Dans sa décision n° 445128 du 30 décembre 2021(1), le Conseil d’Etat rappelle la nécessité de concilier le principe de la liberté syndicale et le droit d’expression des représentants syndicaux avec le respect des règles encadrant l'exercice du droit syndical dans la fonction publique, le droit de grève, ainsi que les obligations déontologiques et les contraintes liées à la sécurité et au bon fonctionnement du service.

Cette conciliation est notamment opérée, sur le plan réglementaire, par le décret n° 82-447 du 28 mai 1982 relatif à l'exercice du droit syndical dans la fonction publique(2).En application de son article 4, "les organisations syndicales peuvent tenir des réunions statutaires ou d'information à l'intérieur des bâtiments administratifs en dehors des horaires de service. Elles peuvent également tenir des réunions durant les heures de service mais dans ce cas seuls les agents qui ne sont pas en service ou qui bénéficient d'une autorisation spéciale d'absence peuvent y assister". L’article 6 exige que le chef de service soit informé de la venue d’un représentant mandaté par une organisation syndicale lorsqu'il n'appartient pas au service dans lequel la réunion se tient.

En l’espèce, un agent de La Poste bénéficiant d’une décharge d’activité de service pour motif syndical a fait l'objet d'une exclusion temporaire de fonctions pour avoir pris la parole "de façon intempestive et collective" sans autorisation pendant les heures de service au sein de deux centres de tri. Il a en outre refusé d'obtempérer aux injonctions des directeurs des centres, n’a pas respecté les consignes de sécurité et a méconnu les règles d'exercice du droit syndical à La Poste. Le juge d'appel avait annulé la sanction, au motif que les faits reprochés ne pouvaient être qualifiés de faute disciplinaire (CAA Lyon, 6 août 2020, n° 19LY00567, AJDA 2020. 2537).

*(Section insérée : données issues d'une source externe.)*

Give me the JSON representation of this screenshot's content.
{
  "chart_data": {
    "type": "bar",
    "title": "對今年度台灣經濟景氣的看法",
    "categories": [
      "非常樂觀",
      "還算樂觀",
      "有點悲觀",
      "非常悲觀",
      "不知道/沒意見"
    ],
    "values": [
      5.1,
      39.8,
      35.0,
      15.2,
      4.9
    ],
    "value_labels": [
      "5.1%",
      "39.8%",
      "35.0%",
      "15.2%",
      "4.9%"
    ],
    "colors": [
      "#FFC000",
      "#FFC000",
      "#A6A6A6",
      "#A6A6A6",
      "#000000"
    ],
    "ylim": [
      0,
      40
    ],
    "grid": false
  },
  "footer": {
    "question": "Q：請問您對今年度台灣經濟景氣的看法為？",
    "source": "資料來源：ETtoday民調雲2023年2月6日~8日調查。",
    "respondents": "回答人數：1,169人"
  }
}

Dans sa décision du 30 décembre 2021, le Conseil d’Etat souligne que la cour administrative d’appel "s'est bornée à relever que l'agent intervenant à titre syndical dans un établissement où il n'est pas affecté ne peut être regardé comme accomplissant une tâche liée à ses fonctions ni, partant, recevoir d'instruction hiérarchique" et qu'il ne pouvait dès lors "être sanctionné en raison de la méconnaissance des consignes données par la hiérarchie" des deux centres de tri. En statuant ainsi, "sans rechercher si les consignes en cause relevaient d'obligations de sécurité et de la nécessité d'assurer le bon fonctionnement du service, dont les directeurs des centres de tri sont responsables", la Cour d’appel a commis une erreur de droit.
 
Notes
puce note (1) Conseil d’Etat, 30 décembre 2021, M. G…E…, n° 445128 : la liberté syndicale ne dispense pas l’agent qui exerce des fonctions syndicales du respect de ses autres obligations statutaires
puce note (2) Décret n° 82-447 du 28 mai 1982 relatif à l'exercice du droit syndical dans la fonction publique.